Ainsi, le pape et le Vatican mènent leur train en annonçant l’évangile rénové et modernisé. Comme le bon pêcheur, ils ramènent quelques égarés dans leur filet. Ils attendent des jours meilleurs ; ils espèrent le lever rayonnant du matin magique où l’humanité tout entière comprendra que, par delà ses particularités et ses divisions, elle ne forme qu’un seul peuple animé d’un même idéal politique progressiste. Ce sera la fusion des nations réunies pour le bonheur socialiste dans le creuset de la religion catholique universelle où toutes les croyances se seront amalgamées. Ce sera la concrétisation de la vision jésuite : le surgissement de l’homme nouveau dans le royaume de Dieu en ce monde.
Pour en arriver là, il reste quelques obstacles à franchir, dans la mesure où ils sont franchissables. Certains murs sont parfois trop hauts pour être surmontés, ou trop durs pour être renversés. Car enfin, si le pari d’un monde futur communiste était vraisemblable au lendemain de la deuxième guerre mondiale, ce n’était plus du tout le cas quelques années plus tard et certainement pas lors du déroulement du concile. La persévérance dans la déraison est folie. Le monde futur ne sera pas d’obédience marxiste. Cette doctrine a eu sa chance et on sait ce qu’elle en a fait. Avec le répartement de l’instruction dans toutes les classes de la population, la montée concomitante du sens critique et de la contestation des élites, le sens de l’histoire irait plutôt vers le rejet des hommes providentiels et de leur culte comme cela était de règle dans un passé pas très lointain. D’ores et déjà, en attendant une information encore meilleure et une élévation culturelle des peuples, ceux-ci sont capables, collectivement, d’énoncer des idées nouvelles, généreuses et constructives ou de prendre des décisions conforment à leurs intérêts, plutôt que de s’en remettre à des hommes dont le génie est frelaté et la corruption souvent bien réelle. Par ailleurs, si le culte des hommes providentiels n’est plus d’actualité, il en va de même des autres cultes réservés à d’autres personnalités comme les dieux incarnés dans les religions.

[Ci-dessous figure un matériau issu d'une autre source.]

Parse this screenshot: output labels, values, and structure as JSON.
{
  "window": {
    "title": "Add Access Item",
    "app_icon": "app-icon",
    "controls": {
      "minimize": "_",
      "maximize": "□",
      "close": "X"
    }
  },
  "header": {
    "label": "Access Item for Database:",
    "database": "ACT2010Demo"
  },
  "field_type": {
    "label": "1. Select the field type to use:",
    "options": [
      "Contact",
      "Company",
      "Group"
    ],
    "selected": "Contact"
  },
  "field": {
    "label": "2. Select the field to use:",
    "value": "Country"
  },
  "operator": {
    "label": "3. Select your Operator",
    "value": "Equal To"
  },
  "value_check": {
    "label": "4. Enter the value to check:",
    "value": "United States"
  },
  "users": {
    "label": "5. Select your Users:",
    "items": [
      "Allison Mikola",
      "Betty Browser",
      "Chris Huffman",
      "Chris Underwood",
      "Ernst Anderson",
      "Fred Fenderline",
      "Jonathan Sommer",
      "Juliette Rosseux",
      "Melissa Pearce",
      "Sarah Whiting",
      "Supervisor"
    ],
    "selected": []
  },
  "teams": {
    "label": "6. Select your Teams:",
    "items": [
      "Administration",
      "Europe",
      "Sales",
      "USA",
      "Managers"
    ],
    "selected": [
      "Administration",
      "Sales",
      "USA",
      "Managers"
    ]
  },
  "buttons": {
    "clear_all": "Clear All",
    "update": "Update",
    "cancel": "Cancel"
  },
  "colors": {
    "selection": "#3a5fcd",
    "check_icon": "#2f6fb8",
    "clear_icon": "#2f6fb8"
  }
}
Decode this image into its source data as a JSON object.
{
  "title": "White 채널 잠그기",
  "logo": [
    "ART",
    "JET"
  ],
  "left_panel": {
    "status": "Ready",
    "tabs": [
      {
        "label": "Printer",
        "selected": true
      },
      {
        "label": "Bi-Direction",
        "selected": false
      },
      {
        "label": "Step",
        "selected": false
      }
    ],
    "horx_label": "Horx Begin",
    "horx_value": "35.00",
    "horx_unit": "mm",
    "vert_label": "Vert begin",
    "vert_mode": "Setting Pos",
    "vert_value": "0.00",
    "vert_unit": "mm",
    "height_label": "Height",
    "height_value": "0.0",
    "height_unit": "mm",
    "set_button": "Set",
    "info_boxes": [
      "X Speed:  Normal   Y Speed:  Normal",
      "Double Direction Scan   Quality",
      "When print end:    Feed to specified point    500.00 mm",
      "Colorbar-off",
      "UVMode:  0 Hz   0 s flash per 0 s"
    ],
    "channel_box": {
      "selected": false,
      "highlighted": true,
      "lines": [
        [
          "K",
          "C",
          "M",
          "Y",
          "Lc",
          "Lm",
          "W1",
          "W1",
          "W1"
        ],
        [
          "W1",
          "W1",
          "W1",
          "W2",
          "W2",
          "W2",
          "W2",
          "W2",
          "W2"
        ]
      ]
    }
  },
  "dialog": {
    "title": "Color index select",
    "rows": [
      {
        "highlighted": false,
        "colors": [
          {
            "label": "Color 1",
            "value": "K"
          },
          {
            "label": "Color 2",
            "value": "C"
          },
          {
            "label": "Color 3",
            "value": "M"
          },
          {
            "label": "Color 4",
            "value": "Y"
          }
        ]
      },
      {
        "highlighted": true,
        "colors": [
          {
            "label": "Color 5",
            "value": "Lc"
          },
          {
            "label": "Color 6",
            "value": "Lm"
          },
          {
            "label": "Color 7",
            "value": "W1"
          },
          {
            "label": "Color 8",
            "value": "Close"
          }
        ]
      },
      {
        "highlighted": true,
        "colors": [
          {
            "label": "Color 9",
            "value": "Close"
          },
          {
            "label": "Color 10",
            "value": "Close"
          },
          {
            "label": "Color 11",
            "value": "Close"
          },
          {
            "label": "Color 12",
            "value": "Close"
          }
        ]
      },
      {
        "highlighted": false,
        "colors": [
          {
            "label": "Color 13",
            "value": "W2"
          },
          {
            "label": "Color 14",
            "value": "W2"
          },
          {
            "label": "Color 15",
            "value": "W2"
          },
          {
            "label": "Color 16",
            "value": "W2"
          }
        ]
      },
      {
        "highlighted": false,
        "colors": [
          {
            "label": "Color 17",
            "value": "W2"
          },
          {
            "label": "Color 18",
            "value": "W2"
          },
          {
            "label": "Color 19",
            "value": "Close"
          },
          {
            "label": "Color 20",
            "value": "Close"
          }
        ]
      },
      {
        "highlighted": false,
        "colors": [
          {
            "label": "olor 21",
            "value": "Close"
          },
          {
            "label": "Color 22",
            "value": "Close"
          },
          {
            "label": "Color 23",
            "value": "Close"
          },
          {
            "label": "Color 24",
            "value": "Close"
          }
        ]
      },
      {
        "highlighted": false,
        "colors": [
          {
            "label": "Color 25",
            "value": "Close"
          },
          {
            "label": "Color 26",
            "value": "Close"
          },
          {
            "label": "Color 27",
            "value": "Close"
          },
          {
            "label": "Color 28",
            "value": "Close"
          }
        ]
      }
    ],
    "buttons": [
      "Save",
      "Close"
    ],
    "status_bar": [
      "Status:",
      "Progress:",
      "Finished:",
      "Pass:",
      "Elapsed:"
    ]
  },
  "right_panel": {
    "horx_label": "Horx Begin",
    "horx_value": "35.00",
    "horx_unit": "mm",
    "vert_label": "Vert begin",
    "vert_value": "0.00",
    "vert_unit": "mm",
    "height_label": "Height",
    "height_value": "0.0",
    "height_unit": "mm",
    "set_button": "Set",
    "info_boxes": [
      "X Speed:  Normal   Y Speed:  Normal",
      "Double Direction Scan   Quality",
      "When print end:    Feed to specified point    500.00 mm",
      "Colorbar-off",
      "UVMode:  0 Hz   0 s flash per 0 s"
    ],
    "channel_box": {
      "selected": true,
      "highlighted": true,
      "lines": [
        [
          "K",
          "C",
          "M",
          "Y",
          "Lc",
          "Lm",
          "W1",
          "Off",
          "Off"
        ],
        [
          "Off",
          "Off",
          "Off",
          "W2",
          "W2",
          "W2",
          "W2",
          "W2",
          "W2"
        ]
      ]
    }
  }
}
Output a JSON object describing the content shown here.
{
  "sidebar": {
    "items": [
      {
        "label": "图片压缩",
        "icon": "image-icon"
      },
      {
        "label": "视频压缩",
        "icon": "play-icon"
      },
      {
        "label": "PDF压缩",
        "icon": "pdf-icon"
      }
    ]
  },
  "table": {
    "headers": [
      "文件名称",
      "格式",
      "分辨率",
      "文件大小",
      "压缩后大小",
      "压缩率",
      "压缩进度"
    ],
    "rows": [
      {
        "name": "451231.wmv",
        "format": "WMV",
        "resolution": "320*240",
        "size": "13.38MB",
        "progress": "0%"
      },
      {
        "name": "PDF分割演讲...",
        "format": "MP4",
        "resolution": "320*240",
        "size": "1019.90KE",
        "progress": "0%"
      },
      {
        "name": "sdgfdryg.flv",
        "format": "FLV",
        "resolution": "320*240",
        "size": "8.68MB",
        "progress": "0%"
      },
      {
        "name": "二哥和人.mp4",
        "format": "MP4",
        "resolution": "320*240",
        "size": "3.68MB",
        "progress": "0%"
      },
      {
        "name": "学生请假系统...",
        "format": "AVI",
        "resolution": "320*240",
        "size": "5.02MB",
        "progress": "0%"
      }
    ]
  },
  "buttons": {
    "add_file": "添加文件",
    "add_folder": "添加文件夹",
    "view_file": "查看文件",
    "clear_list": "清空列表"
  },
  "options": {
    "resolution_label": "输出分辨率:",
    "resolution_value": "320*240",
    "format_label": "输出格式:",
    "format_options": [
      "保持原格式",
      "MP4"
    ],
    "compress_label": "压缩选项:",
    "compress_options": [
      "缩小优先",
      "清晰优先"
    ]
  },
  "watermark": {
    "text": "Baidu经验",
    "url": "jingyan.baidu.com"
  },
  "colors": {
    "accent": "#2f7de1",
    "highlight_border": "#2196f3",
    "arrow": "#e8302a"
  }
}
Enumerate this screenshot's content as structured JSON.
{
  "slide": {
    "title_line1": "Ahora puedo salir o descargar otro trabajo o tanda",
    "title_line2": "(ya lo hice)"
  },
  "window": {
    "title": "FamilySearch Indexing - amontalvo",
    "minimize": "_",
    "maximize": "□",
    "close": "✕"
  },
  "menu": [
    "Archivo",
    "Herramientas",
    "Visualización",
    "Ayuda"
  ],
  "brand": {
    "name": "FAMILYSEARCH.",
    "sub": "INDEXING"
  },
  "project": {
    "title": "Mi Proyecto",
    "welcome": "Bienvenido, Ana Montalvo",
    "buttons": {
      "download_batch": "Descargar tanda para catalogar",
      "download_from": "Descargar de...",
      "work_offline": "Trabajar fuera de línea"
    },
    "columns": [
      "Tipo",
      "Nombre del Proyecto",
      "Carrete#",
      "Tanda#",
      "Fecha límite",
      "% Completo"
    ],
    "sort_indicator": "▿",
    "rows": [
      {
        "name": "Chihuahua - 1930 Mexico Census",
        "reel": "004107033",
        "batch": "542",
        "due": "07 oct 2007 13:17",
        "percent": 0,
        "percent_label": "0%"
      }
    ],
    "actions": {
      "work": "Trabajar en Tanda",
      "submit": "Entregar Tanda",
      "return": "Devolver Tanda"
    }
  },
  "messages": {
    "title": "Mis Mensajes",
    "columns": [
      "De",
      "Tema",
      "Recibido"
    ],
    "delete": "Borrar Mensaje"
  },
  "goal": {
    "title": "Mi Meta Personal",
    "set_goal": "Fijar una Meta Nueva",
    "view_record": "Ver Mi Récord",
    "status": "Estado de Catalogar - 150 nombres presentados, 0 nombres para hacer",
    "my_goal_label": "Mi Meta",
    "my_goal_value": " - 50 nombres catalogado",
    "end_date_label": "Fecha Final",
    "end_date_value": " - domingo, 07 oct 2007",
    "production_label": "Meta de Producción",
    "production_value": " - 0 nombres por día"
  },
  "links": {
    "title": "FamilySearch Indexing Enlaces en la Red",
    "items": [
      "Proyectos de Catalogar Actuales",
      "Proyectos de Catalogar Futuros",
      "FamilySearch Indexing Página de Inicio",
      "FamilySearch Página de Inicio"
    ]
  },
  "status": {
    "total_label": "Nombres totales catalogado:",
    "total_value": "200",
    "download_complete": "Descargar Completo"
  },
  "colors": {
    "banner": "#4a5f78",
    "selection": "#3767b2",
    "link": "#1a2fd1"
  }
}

Habituées à être obéies en toutes choses, les autorités religieuses furent stupéfaites et scandalisées par la défection massive des fidèles après la réforme du culte décidée par le concile. Il leur semblait impossible que la foule immense des fidèles puisse vivre sans les secours de la religion. Les prières et cérémonies traditionnelles faisaient tellement partie des mœurs que les populations, un moment désorientées, y reviendraient bien vite avec humilité et repentir pour leur impiété. Mais, après des années et des décennies, force est de constater que les églises sont toujours vides et que les rares paroissiens qui font encore leurs dévotions devant les autels sont, pour la plupart, des personnes âgées obéissant à des habitudes plus qu’à des convictions.
Un phénomène plus inquiétant encore touche et meurtrit l’Église : le nombre de prêtres chute dramatiquement. Leur âge moyen est aujourd’hui de plus de 75 ans. Beaucoup d’entre eux sont des rescapés d’avant le déluge, d’avant le concile. Depuis lors, le nombre des ordinations se réduit comme la rosée du matin. La France commence à importer des prêtres d’Afrique. Mais ce pis aller ne comblera pas les rangs de plus en plus clairsemés d’une armée jadis conquérante et victorieuse ; elle n’est plus que l’ombre d’elle-même comme le sont les régiments dispersés après une bataille perdue.
L’hallali est proche. Les restes de l’Église catholique voudraient faire illusion. Mais elle n’a plus de tête ni de membres. Elle gît sans vie depuis plus d’un demi-siècle. Ses débris disparaissent rongés par la science et les techniques triomphantes, par le savoir dont les découvertes montent jusqu’au ciel, par les innovations qui dépassent et font oublier jusqu’au souvenir des religions. L’Église catholique n’est plus. Elle s’est évaporée comme le brouillard au premier rayon du jour, comme un clin d’œil de vers luisant, comme une trille de rossignol, comme une fumée de feu de bois, comme un vibrato de violon, comme une escarbille de gailletin, comme une bluette de feu follet, comme un soupir dans la nuit. La religion catholique aura vécu deux mille ans. Elle est morte.